D’autres théories, comme celle du neurologue Sir John Eccles (1903-1997), prix Nobel de médecine (1963), proposent de rapprocher les mécanismes moléculaires fins ayant lieu au niveau des synapses avec les phénomènes quantiques. Le cerveau serait une interface entre une réalité quantique et sa traduction en un monde tangible. L’esprit est associé à un champ quantique sans énergie ni matière qui sélectionne, par une intention mentale, un évènement dans le champ des possibles, champs de probabilités caractérisant le monde quantique.
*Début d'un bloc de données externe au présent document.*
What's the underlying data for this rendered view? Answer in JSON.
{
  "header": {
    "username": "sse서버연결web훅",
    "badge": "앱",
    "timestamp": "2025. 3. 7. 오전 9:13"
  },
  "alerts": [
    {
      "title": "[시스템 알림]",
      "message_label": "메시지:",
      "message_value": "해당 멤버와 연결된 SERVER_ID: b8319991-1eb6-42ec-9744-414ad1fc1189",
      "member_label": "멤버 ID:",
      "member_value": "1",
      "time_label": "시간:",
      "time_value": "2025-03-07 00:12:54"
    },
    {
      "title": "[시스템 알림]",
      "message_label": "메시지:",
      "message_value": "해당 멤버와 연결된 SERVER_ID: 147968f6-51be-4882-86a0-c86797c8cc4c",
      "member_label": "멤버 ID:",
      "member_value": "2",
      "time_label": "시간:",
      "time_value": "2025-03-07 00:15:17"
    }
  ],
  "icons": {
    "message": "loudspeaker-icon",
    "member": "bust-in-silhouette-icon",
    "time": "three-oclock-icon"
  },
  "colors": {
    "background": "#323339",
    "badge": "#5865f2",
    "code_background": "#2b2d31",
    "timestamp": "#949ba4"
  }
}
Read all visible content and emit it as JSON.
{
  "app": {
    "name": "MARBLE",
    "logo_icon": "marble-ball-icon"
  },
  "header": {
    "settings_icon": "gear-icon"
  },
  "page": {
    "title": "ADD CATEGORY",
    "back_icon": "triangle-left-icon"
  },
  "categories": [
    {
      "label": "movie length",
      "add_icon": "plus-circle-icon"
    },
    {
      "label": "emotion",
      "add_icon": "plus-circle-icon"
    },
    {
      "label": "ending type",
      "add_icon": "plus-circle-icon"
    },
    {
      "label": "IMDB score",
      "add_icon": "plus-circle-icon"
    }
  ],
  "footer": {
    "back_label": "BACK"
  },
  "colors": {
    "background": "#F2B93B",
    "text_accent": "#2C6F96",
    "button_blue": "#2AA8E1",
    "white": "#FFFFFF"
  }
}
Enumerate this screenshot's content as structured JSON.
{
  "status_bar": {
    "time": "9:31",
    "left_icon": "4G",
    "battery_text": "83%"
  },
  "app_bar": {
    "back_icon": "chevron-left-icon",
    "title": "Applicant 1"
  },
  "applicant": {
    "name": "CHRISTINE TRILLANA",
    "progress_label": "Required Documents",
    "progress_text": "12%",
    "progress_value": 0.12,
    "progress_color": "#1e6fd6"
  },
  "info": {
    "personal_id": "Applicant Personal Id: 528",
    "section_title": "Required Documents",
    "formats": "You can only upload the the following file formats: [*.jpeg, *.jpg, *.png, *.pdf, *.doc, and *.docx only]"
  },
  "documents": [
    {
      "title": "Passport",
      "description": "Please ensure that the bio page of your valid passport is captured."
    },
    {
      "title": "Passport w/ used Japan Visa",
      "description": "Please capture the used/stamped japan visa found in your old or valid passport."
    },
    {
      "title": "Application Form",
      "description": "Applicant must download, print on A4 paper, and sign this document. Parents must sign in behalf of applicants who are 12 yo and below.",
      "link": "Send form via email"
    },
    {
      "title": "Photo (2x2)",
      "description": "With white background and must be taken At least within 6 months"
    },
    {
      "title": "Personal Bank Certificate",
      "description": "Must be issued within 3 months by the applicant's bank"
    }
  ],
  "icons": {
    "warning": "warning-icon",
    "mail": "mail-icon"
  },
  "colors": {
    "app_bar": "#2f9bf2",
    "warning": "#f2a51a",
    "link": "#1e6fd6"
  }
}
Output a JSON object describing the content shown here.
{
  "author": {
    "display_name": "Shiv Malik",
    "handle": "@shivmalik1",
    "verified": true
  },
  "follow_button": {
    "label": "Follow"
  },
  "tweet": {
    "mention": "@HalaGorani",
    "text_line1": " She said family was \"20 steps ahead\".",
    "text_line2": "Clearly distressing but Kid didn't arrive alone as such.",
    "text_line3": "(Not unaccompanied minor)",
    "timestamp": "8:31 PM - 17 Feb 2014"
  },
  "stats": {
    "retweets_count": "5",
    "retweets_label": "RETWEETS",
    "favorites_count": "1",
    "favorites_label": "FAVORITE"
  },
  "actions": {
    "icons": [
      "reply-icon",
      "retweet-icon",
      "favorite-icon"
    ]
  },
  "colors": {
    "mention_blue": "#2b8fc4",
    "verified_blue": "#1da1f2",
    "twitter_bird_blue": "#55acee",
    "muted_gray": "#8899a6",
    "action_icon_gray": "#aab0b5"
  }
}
Quant au mathématicien et physicien Roger Penrose et à l’anesthésiste Stuart Hameroof, ils proposent que la conscience émerge de l’activité quantique présente au sein des microtubules du cerveau. Les microtubules sont des microstructures en forme de tube et faits en protéines. Ils sont présents dans toutes les cellules animales comme végétales, parcourant de part en part les cellules, formant leur micro-squelettes et permettant aussi, tels des rails microscopiques, l’acheminement des molécules d’un point à l’autre du milieu cellulaire. De petite taille, l’intérieur de ces tubes serait propice à l’effondrement des fonctions d’onde quantiques. Cet effondrement quantique fait passer l’onde de probabilité de présence des particules dans l’espace, à sa concrétisation en un corpuscule dans un endroit localisé. Le réseau micro tubulaire présent dans le cerveau créerait ainsi un champ quantique, donc non local, dans lequel les informations reçues et analysées seraient stockées. Il en résulterait un flux unifié et cohérent d’informations : la conscience de l’organisme.
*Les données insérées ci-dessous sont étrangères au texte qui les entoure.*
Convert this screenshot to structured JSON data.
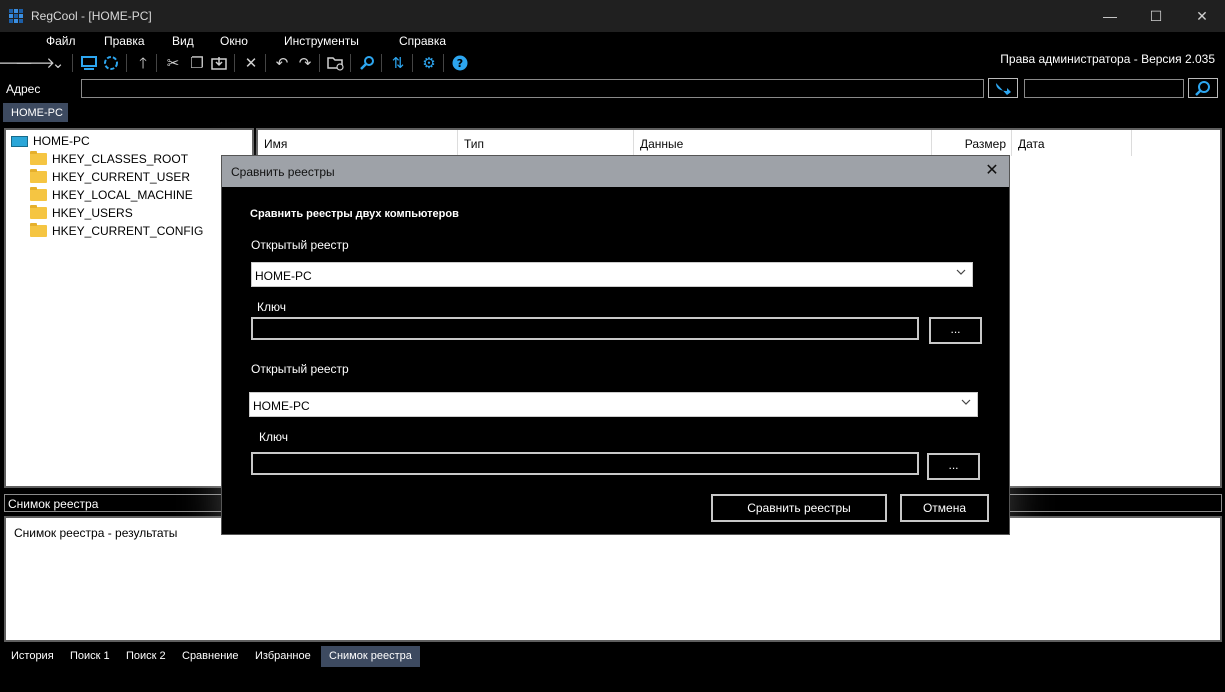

A moins que, comme le proposent indépendamment le professeur de biologie moléculaire Johnjoe McFadden2 et la neurophysiologiste Susan Pockett, ce soit le champ électromagnétique dégagé par l’activité électrique du cerveau qui formerait un champ unifié, la conscience, pouvant agir en retour sur le cerveau lui-même ? L’activité électrique des neurones provoquerait ainsi un champ magnétique unifié. L’information, la mémoire ne sont pas à chercher dans le cerveau et ses neurones, mais dans le champ magnétique qui en découle et qui pourrait modifier l’activité neurale, apportant ainsi un peu de libre-arbitre.
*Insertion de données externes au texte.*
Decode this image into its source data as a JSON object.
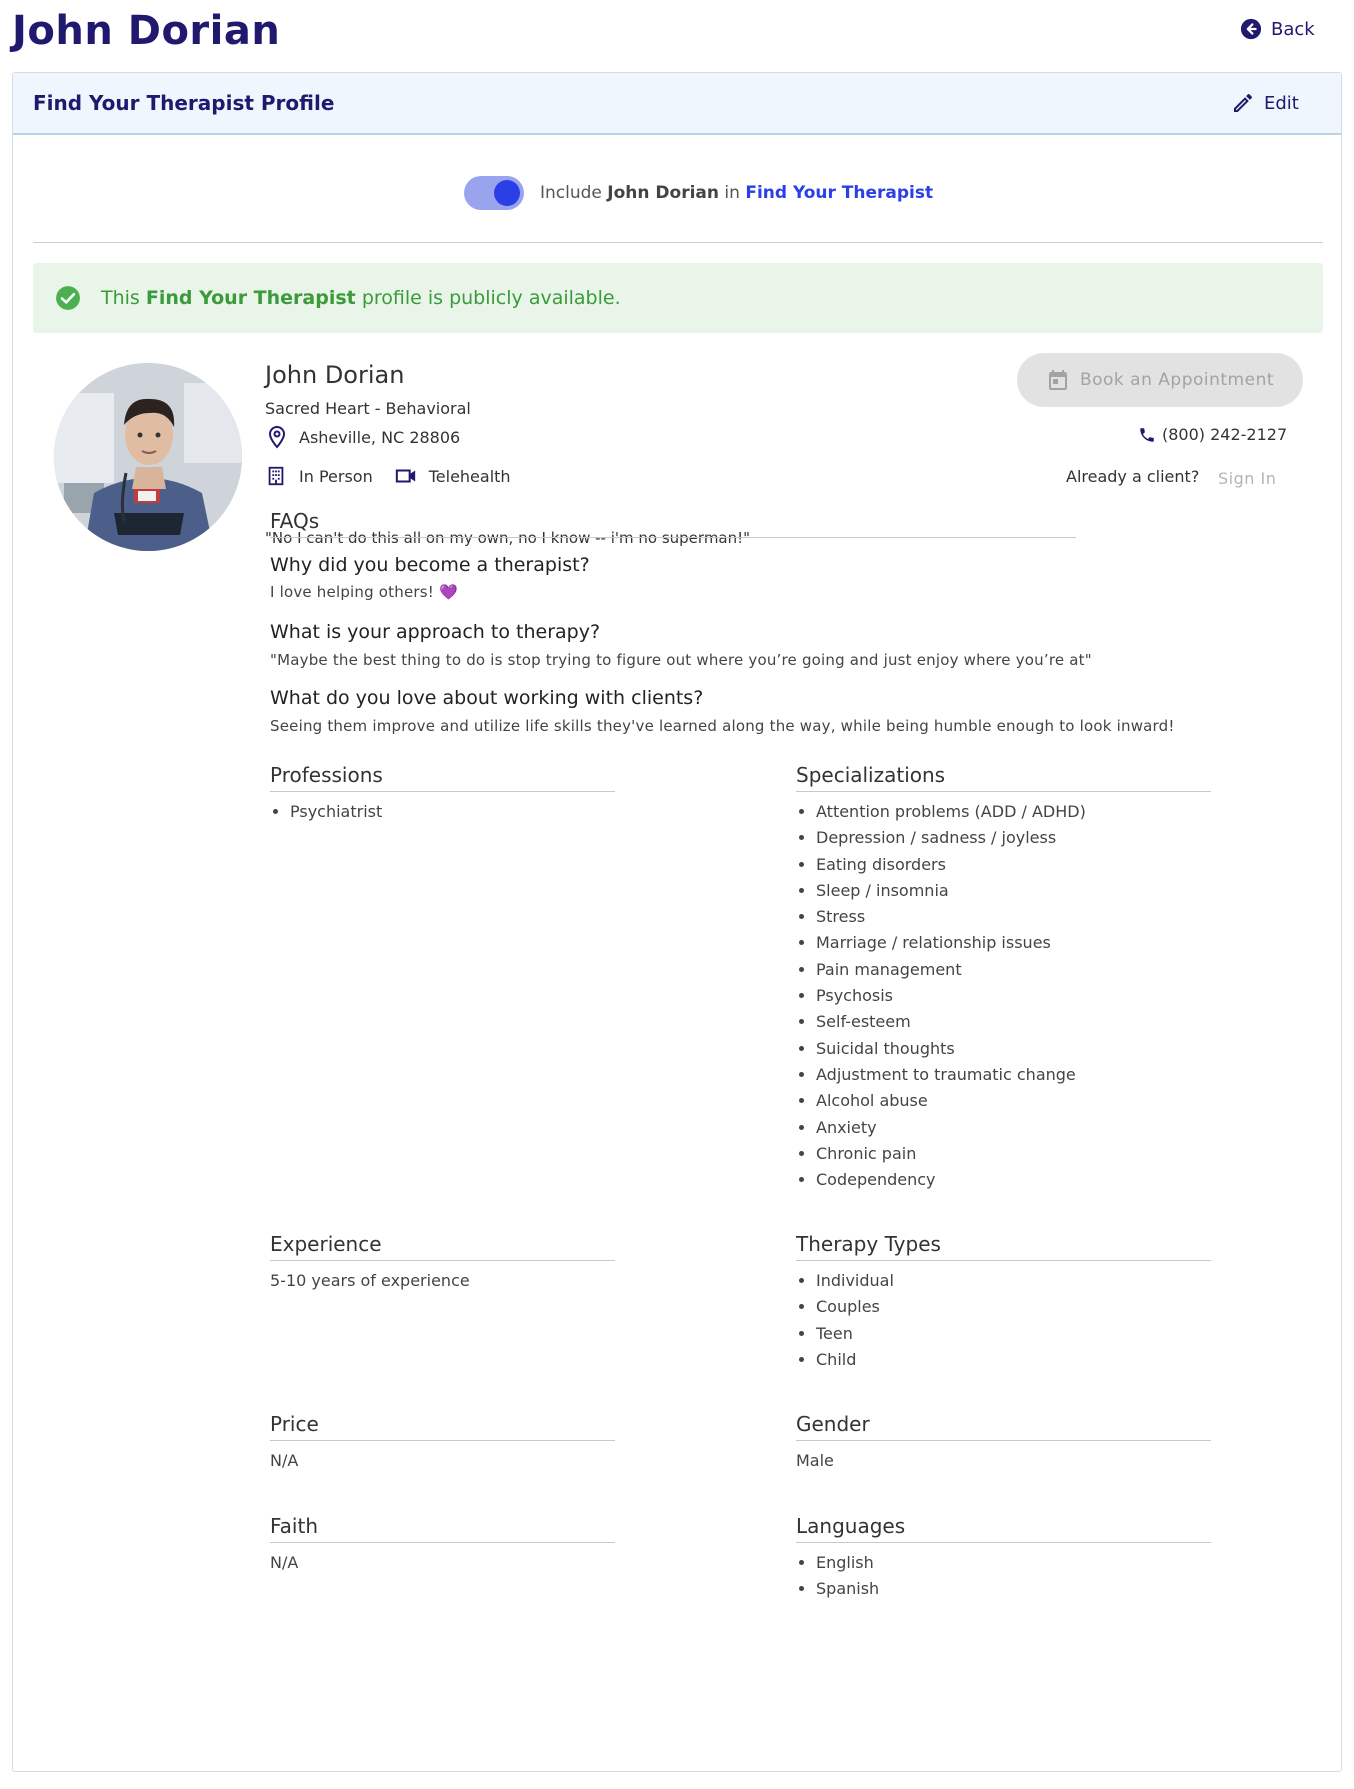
{
  "page": {
    "title": "John Dorian",
    "back_label": "Back"
  },
  "card": {
    "title": "Find Your Therapist Profile",
    "edit_label": "Edit"
  },
  "toggle": {
    "on": true,
    "prefix": "Include",
    "name": "John Dorian",
    "middle": "in",
    "link": "Find Your Therapist"
  },
  "alert": {
    "prefix": "This",
    "bold": "Find Your Therapist",
    "suffix": "profile is publicly available."
  },
  "profile": {
    "name": "John Dorian",
    "organization": "Sacred Heart - Behavioral",
    "location": "Asheville, NC 28806",
    "modes": [
      "In Person",
      "Telehealth"
    ],
    "quote": "\"No I can't do this all on my own, no I know -- i'm no superman!\"",
    "book_label": "Book an Appointment",
    "phone": "(800) 242-2127",
    "already_client": "Already a client?",
    "sign_in": "Sign In"
  },
  "faqs": {
    "title": "FAQs",
    "items": [
      {
        "q": "Why did you become a therapist?",
        "a": "I love helping others! 💜"
      },
      {
        "q": "What is your approach to therapy?",
        "a": "\"Maybe the best thing to do is stop trying to figure out where you’re going and just enjoy where you’re at\""
      },
      {
        "q": "What do you love about working with clients?",
        "a": "Seeing them improve and utilize life skills they've learned along the way, while being humble enough to look inward!"
      }
    ]
  },
  "professions": {
    "title": "Professions",
    "items": [
      "Psychiatrist"
    ]
  },
  "specializations": {
    "title": "Specializations",
    "items": [
      "Attention problems (ADD / ADHD)",
      "Depression / sadness / joyless",
      "Eating disorders",
      "Sleep / insomnia",
      "Stress",
      "Marriage / relationship issues",
      "Pain management",
      "Psychosis",
      "Self-esteem",
      "Suicidal thoughts",
      "Adjustment to traumatic change",
      "Alcohol abuse",
      "Anxiety",
      "Chronic pain",
      "Codependency"
    ]
  },
  "experience": {
    "title": "Experience",
    "value": "5-10 years of experience"
  },
  "therapy_types": {
    "title": "Therapy Types",
    "items": [
      "Individual",
      "Couples",
      "Teen",
      "Child"
    ]
  },
  "price": {
    "title": "Price",
    "value": "N/A"
  },
  "gender": {
    "title": "Gender",
    "value": "Male"
  },
  "faith": {
    "title": "Faith",
    "value": "N/A"
  },
  "languages": {
    "title": "Languages",
    "items": [
      "English",
      "Spanish"
    ]
  },
  "colors": {
    "brand": "#1f1a6e",
    "accent": "#2a3fe6",
    "success": "#3b9a3b"
  },
  "icons": {
    "back": "arrow-left-circle-icon",
    "edit": "pencil-icon",
    "check": "check-circle-icon",
    "location": "map-pin-icon",
    "in_person": "building-icon",
    "telehealth": "video-camera-icon",
    "calendar": "calendar-icon",
    "phone": "phone-icon"
  }
}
Rien ne permet de rejeter ces dernières hypothèses. Mais rien ne permet non plus de les accepter. En incluant des données physiques et en ayant un regard plus vaste sur le monde phénoménal qu’une vision purement physiologique, ces derniers modèles ont l’avantage certain de proposer des explications moins réductionnistes sur l’origine de la conscience et compatibles avec la physique actuelle et ses propriétés étranges et non locales. Est-ce une étape pour comprendre l’aspect désincarné ou transcendant de la conscience ?

Pour aller plus loin  le cerveau, un récepteur de la conscience ?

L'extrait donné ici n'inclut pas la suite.